Il mima une révérence et se retira en souriant.
Marianne tournait en rond dans la cour. Un parloir, demain à quatorze heures. Mais qui pouvait bien venir la voir, elle ? Ses grands-parents ? Impensable ! Jamais ils ne s’étaient déplacés. Tant mieux, d’ailleurs… Alors, qui ?
Arrête de te poser des questions. C’est une association qui veut te coller un visiteur de prison ! Ou de gentilles bonnes sœurs qui rêvent de te réconcilier avec leur Dieu !
Elle se laissa glisser le long du grillage. Un soleil généreux tentait de la réchauffer. Elle ferma les yeux, profitant de cette offrande inespérée.
Mais Delbec annonça bien vite la fin de la récré.

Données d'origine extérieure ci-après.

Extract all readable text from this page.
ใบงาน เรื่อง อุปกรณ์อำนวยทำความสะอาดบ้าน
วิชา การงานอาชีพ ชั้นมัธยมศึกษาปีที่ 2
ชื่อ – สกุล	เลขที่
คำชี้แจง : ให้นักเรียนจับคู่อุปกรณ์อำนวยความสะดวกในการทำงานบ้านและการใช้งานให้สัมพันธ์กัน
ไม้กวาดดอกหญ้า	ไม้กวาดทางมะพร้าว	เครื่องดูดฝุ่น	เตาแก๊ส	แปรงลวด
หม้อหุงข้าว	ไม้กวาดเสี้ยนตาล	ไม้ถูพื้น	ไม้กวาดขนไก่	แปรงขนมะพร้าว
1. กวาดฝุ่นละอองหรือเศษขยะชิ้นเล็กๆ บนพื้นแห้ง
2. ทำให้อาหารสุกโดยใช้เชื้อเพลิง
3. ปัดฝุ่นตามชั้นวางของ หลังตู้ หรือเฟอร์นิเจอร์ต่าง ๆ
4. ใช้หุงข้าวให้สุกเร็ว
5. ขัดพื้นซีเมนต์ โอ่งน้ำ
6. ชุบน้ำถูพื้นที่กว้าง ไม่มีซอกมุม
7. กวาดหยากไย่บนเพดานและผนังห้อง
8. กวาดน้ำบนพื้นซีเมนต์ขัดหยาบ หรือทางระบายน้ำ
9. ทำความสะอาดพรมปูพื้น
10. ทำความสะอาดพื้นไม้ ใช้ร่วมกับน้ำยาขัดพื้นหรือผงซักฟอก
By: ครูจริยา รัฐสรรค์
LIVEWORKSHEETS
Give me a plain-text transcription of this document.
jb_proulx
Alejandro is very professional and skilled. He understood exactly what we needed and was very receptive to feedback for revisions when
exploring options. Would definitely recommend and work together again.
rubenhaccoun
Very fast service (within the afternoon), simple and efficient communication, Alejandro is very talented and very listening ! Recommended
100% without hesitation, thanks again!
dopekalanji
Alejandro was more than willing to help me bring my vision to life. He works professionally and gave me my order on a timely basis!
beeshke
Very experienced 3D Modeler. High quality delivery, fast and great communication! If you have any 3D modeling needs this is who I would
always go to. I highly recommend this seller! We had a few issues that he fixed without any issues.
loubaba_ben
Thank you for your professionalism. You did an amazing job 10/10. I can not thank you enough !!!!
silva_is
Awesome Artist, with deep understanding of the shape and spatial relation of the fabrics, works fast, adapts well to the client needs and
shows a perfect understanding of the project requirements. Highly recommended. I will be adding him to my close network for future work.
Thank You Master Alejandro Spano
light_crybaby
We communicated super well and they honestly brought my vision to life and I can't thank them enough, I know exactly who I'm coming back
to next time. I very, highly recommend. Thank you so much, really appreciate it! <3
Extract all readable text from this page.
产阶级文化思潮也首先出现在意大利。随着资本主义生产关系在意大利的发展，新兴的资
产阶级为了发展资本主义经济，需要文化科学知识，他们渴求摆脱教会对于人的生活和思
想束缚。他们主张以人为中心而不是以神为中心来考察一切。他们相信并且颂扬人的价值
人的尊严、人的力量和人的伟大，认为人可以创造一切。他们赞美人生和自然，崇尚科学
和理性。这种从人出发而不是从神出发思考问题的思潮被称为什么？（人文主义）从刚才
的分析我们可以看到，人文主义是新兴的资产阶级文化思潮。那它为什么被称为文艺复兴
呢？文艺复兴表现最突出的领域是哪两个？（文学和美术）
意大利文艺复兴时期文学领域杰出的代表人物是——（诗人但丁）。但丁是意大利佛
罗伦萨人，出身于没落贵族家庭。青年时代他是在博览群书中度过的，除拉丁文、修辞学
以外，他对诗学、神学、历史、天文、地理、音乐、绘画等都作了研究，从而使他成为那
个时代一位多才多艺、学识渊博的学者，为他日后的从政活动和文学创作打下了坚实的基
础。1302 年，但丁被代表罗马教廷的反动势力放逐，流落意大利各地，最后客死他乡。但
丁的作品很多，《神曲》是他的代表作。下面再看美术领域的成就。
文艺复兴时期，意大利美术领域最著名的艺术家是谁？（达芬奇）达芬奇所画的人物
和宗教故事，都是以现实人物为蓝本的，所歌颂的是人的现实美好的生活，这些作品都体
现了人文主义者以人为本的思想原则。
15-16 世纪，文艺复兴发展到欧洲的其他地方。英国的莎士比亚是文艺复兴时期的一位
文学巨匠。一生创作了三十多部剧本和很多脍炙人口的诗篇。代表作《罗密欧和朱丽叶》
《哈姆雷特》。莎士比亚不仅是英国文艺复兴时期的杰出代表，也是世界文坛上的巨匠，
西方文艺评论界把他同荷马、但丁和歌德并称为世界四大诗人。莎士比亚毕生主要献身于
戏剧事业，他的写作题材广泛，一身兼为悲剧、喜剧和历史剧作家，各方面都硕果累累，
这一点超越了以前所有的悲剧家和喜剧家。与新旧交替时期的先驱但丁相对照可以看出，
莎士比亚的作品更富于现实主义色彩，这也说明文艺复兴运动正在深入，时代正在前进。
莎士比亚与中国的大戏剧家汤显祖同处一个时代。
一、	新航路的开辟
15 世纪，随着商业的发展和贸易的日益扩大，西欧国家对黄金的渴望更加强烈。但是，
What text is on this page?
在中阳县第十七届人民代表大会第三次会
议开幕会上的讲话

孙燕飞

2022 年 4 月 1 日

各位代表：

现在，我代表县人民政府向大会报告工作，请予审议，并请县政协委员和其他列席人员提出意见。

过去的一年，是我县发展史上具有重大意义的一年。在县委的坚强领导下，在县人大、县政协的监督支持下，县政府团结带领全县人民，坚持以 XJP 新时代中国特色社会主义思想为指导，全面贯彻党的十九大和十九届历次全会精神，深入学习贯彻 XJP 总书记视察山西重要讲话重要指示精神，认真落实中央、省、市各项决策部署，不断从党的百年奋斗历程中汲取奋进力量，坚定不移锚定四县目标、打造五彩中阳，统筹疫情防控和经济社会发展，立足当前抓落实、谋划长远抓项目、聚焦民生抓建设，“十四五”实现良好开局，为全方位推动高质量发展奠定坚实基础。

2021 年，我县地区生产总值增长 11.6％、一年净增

— Déjà ? bougonna Marianne.
— Ça fait une heure…
Est-ce qu’un jour je pourrai cesser de compter les heures ? Oui. Un jour, je ne compterai plus rien du tout. Ni les heures, ni les clopes.
Avant le retour en cellule, elle fut emmenée à la douche, sursis bien agréable. La prochaine, dans quarante-huit heures. Ici, on n’a pas le droit d’être propre. Si, un jour sur deux.
La clef dans la serrure, le lit avec vue sur rien.
Mais qui vient me voir demain ? Le bruit du TGV repoussa les questions. Paupières fermées, elle tenta de s’accrocher aux wagons. Le train ne passait pas là par hasard. Il venait pour elle, la kidnappait au passage. Son esprit s’envola par-delà les barbelés, insecte léger aimanté par la lumière. Elle avait le don de dissocier son esprit de son corps, de le laisser partir très loin. Parfois trop loin. Les voyages n’étaient pas toujours agréables. Mais au moins, elle voyageait. Dans l’espace ou le temps. Dans l’imaginaire tendre ou la dure réalité. Dans les rêves d’un avenir qu’elle n’avait plus, dans les affres d’un passé qu’elle avait perdu.